Professorin Silvia Sardinha, Wildtierärztin an einer Universitätsklinik mit Blick auf die Baustelle, behandelt verletzte Wildtiere, meist Opfer menschlicher Eingriffe oder Verkehrsunfälle. Nach ihrer Genesung werden sie in die Natur entlassen. Sie befürchtet, dass dies durch die Straße erschwert wird.
“Mit der Abholzung verlieren wir Lebensraum”, erklärt sie. “Wir haben weniger Flächen, um Tiere freizulassen. Zudem können Landtiere nicht mehr ungehindert von einer Seite zur anderen gelangen. Ihr Lebensraum schrumpft.”
Der brasilianische Präsident und die Umweltministerin preisen den Gipfel als historisch an, da es sich um eine “COP im Amazonas und nicht nur über den Amazonas” handle. Der Präsident sieht die Veranstaltung als Gelegenheit, die Bedürfnisse der Region zu präsentieren, den Regenwald ins Rampenlicht zu rücken und die Schutzmaßnahmen Brasiliens darzustellen.
Doch Professorin Sardinha sieht das anders. Sie befürchtet, dass die Debatten “auf hoher Ebene zwischen Wirtschaftsvertretern und Politikern” geführt werden, während die Stimme der ansässigen Bevölkerung ungehört bleibt.
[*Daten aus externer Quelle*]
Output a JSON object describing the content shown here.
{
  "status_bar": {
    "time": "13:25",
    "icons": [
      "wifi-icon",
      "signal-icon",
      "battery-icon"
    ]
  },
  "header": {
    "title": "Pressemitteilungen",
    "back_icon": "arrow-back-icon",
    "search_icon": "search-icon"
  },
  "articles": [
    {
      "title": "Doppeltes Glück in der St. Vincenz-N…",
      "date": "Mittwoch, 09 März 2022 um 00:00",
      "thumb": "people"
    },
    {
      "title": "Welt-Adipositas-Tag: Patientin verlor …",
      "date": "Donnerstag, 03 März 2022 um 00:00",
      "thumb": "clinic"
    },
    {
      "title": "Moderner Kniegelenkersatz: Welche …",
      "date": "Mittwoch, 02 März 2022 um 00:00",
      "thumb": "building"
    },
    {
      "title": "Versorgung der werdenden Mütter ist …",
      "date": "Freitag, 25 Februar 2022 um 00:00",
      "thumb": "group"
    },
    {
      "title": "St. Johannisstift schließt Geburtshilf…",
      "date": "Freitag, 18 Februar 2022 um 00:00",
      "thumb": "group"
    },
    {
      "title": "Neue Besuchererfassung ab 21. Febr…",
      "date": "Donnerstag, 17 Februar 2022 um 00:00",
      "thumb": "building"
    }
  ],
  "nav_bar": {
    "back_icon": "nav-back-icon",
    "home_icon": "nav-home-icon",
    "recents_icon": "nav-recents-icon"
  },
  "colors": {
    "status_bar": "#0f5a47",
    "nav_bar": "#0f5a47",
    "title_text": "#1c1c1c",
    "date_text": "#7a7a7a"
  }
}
Das Infrastrukturprojekt, bekannt als Avenida Liberdade, wurde bereits 2012 vorgeschlagen, aber wegen Umweltbedenken mehrfach auf Eis gelegt. Nun werden viele Bauvorhaben zur Vorbereitung auf den COP30 wiederbelebt oder genehmigt.
Adler Silveira, Infrastrukturminister von Pará, zählt die neue Straße zu den 30 Projekten, mit denen die Stadt “modernisiert” wird. Er betont, dass “eine nachhaltige Straße” geschaffen werde, die die Stadt “aufwertet und für COP30 bestens vorbereitet”. Er verweist auf Wildtierbrücken, Radwege und Solarbeleuchtung.
Zudem entstehen neue Hotels, und der Hafen wird ausgebaut, damit Kreuzfahrtschiffe mehr Besucher aufnehmen können. Brasiliens Bundesregierung investiert über 81 Millionen Dollar, um die Kapazität des Flughafens von sieben auf 14 Millionen Passagiere zu erweitern. Ein 500.000 Quadratmeter großer Stadtpark mit Grünflächen, Restaurants und Sportanlagen wird errichtet.
Einige Marktbetreiber im riesigen Freiluftmarkt Ver-o-Peso sehen in diesen Entwicklungen wirtschaftliche Chancen.
“Die Stadt wird renoviert, es kommen mehr Menschen, und das bedeutet, dass ich mehr verkaufen kann”, sagt Dalci Cardoso da Silva, der Lederschuhe verkauft.
Er hält das für notwendig, da Belém früher “schön, gepflegt und gut erhalten” war, jedoch später “vernachlässigt” wurde.
João Alexandre Trindade da Silva, Verkäufer von Amazonas-Kräutermedizin, erkennt die Probleme durch die Bauarbeiten, glaubt aber an einen langfristigen Nutzen.
“Hoffentlich bleiben die Beschlüsse nicht nur auf dem Papier, sondern werden umgesetzt. Damit unser Planet aufatmen kann und künftige Generationen sauberere Luft haben.”
Das erhoffen sich auch die Staats- und Regierungschefs, die am COP30 teilnehmen. Doch es gibt immer mehr Kritik daran, dass Tausende von ihnen eingeflogen werden und die dafür benötigte Infrastruktur dem eigentlichen Ziel widersprechen könnte.